Miscarriage. It conjures up these images of blood, puddles of blood. I always thought it was something that happens suddenly, quickly, usually by accident. Too many soap operas probably. A pregnant woman falls off a ladder, is pushed down the stairs. A pool of blood spreads around her and it’s over. Her baby is gone. It’s not like that. It’s not like that at all. Angel went slowly, undramatically. I had a period, like any other period, like every other period I’d ever had. Perhaps a the bleeding was a bit heavier at times, the cramping a bit stronger. But it lasted for days, just like any other period. A constant reminder of what no longer was–for days. And I went to work. And I did Christmas. And I walked through the days like a zombie, but a zombie who put up a darn good front. Only five people in the whole world knew there was anything wrong. And none of them wanted to talk about it.

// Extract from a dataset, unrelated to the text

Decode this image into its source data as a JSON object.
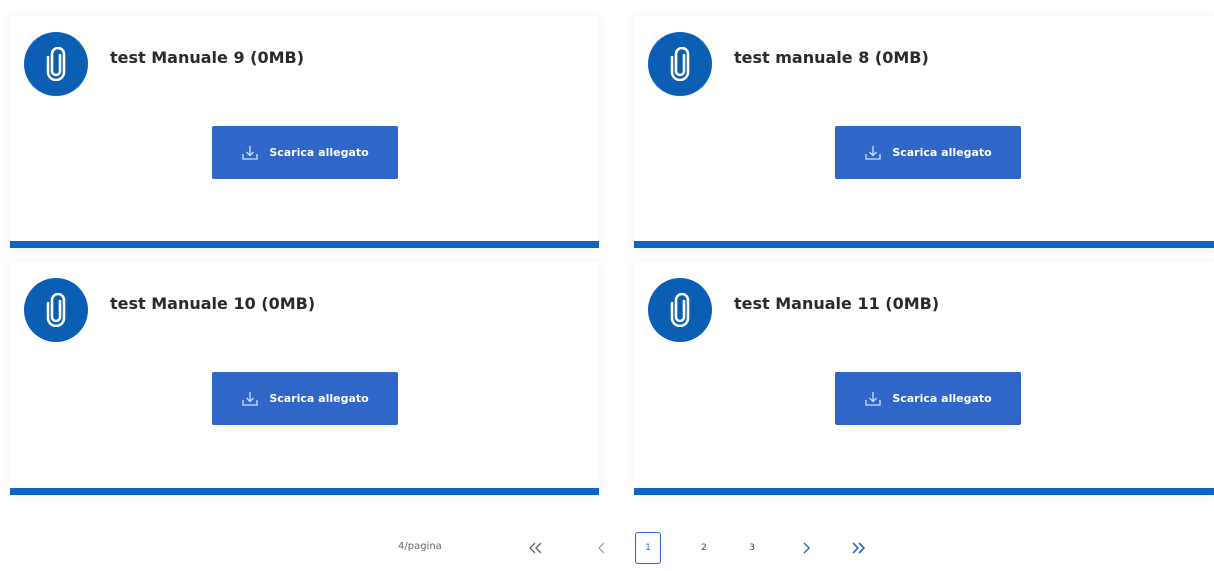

And I still felt pregnant. That’s the weirdest thing, I think. I knew I wasn’t. I knew the biology. You bleed, you’re not pregnant. Incontrovertible proof. What every woman who doesn’t want to be pregnant celebrates when it arrives. But I felt pregnant. I was supposed to be pregnant! I’d have to consciously remind myself, over and over, that I wasn’t. No baby to protect from caffeine, or Nutrasweet, or second hand smoke. Just me. Nobody in this body but me.